One thing I’ve really always appreciated about Haskell is that all “statements” in Haskell (or at least, what would be statements in other languages) are first-class members of the language. That is, (imperative) statements are literally just normal objects (no different from numbers, or lists, or booleans) — they can be saved to variables, passed to functions, transformed using normal functions, copied, etc. Haskell doesn’t have statements — everything is an expression, representing normal data! This really opens up a whole world of possibilities for not only reasoning about your code, but also for new ways to frame ideas in contexts of parallelism, concurrency, exceptions, DSLs, and more.
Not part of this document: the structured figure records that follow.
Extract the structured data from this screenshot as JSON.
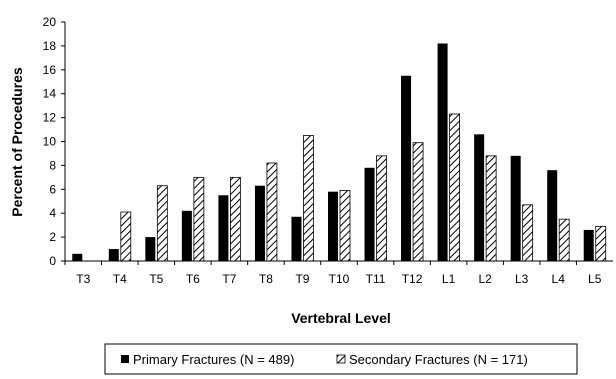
{
  "chart_data": {
    "type": "bar",
    "xlabel": "Vertebral Level",
    "ylabel": "Percent of Procedures",
    "ylim": [
      0,
      20
    ],
    "yticks": [
      "0",
      "2",
      "4",
      "6",
      "8",
      "10",
      "12",
      "14",
      "16",
      "18",
      "20"
    ],
    "grid": false,
    "legend_position": "bottom",
    "categories": [
      "T3",
      "T4",
      "T5",
      "T6",
      "T7",
      "T8",
      "T9",
      "T10",
      "T11",
      "T12",
      "L1",
      "L2",
      "L3",
      "L4",
      "L5"
    ],
    "series": [
      {
        "name": "Primary Fractures (N = 489)",
        "pattern": "solid",
        "color": "#000000",
        "values": [
          0.6,
          1.0,
          2.0,
          4.2,
          5.5,
          6.3,
          3.7,
          5.8,
          7.8,
          15.5,
          18.2,
          10.6,
          8.8,
          7.6,
          2.6
        ]
      },
      {
        "name": "Secondary Fractures (N = 171)",
        "pattern": "hatched",
        "color": "#000000",
        "values": [
          0,
          4.1,
          6.3,
          7.0,
          7.0,
          8.2,
          10.5,
          5.9,
          8.8,
          9.9,
          12.3,
          8.8,
          4.7,
          3.5,
          2.9
        ]
      }
    ]
  }
}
To clarify, by “statement”, I mean it in the sense of a “command” from traditional imperative programming that, when control flow reaches it, executes some sort of action or modification to some state. The wikipedia article has a nice explanation. Some typical statements from common imperative languages include:
int a = 4; // declaration & assignment a += 5; // modification printf("hello world"); // call return false; // exit points
In these languages, whenever control flow reaches these statements, something happens. We do not differentiate the act of evaluating these statements (figuring out what they are) from executing these statements. Something just happens when you see an assignment.
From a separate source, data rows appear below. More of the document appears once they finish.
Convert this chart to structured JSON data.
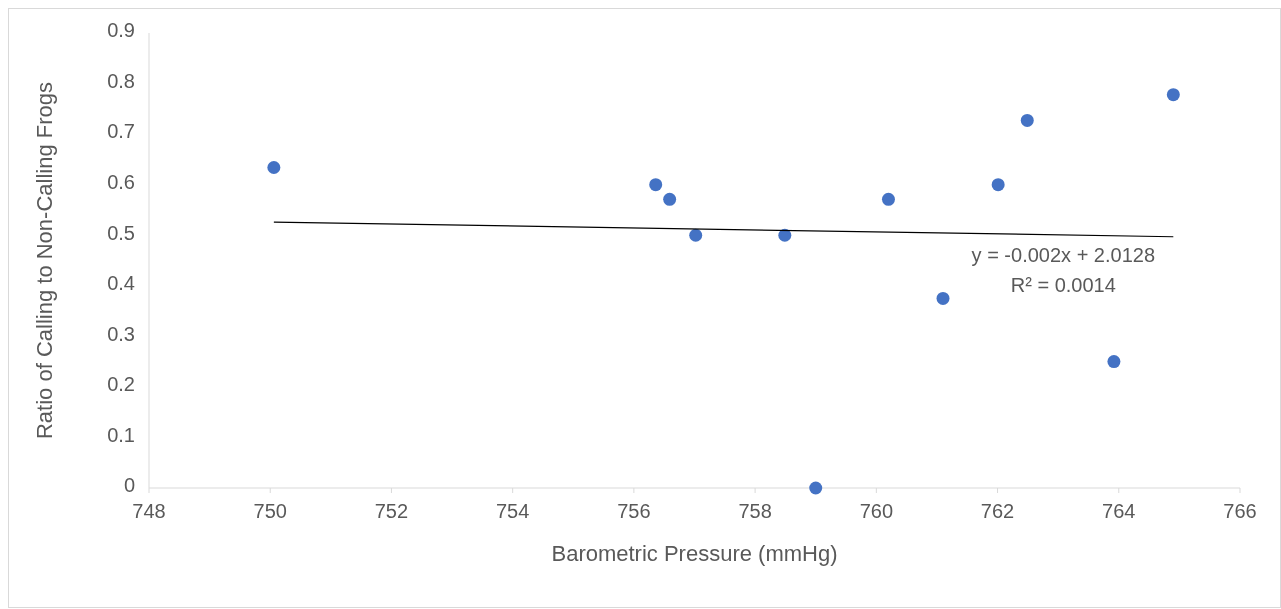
{
  "chart_data": {
    "type": "scatter",
    "xlabel": "Barometric Pressure (mmHg)",
    "ylabel": "Ratio of Calling to Non-Calling Frogs",
    "xlim": [
      748,
      766
    ],
    "xticks": [
      748,
      750,
      752,
      754,
      756,
      758,
      760,
      762,
      764,
      766
    ],
    "ylim": [
      0,
      0.9
    ],
    "yticks": [
      0,
      0.1,
      0.2,
      0.3,
      0.4,
      0.5,
      0.6,
      0.7,
      0.8,
      0.9
    ],
    "grid": false,
    "marker": "circle",
    "series": [
      {
        "type": "scatter",
        "color": "#4472c4",
        "x": [
          750.06,
          756.36,
          756.59,
          757.02,
          758.49,
          759.0,
          760.2,
          761.1,
          762.01,
          762.49,
          763.92,
          764.9
        ],
        "values": [
          0.634,
          0.6,
          0.571,
          0.5,
          0.5,
          0,
          0.571,
          0.375,
          0.6,
          0.727,
          0.25,
          0.778
        ]
      },
      {
        "type": "line",
        "color": "#000000",
        "line_style": "solid",
        "marker": "none",
        "x": [
          750.06,
          764.9
        ],
        "values": [
          0.526,
          0.497
        ]
      }
    ],
    "annotations": [
      "y = -0.002x + 2.0128",
      "R² = 0.0014"
    ]
  }
}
It is clear that in these languages, something about these statements are magical or a special part of the language. They are wholly different than, say, an integer, or a boolean. They aren’t normal “objects” or “data” in your system.
Even if your programming languages have first-class functions,
printf might be a first-class value, but the call of it (usually indicated with parentheses, like
printf()) is definitely something…different altogether. You can simulate this in languages by creating a sub-language inside the language, but you’re always going to have an interplay between the two. There will always be the dichotomy between statements and data.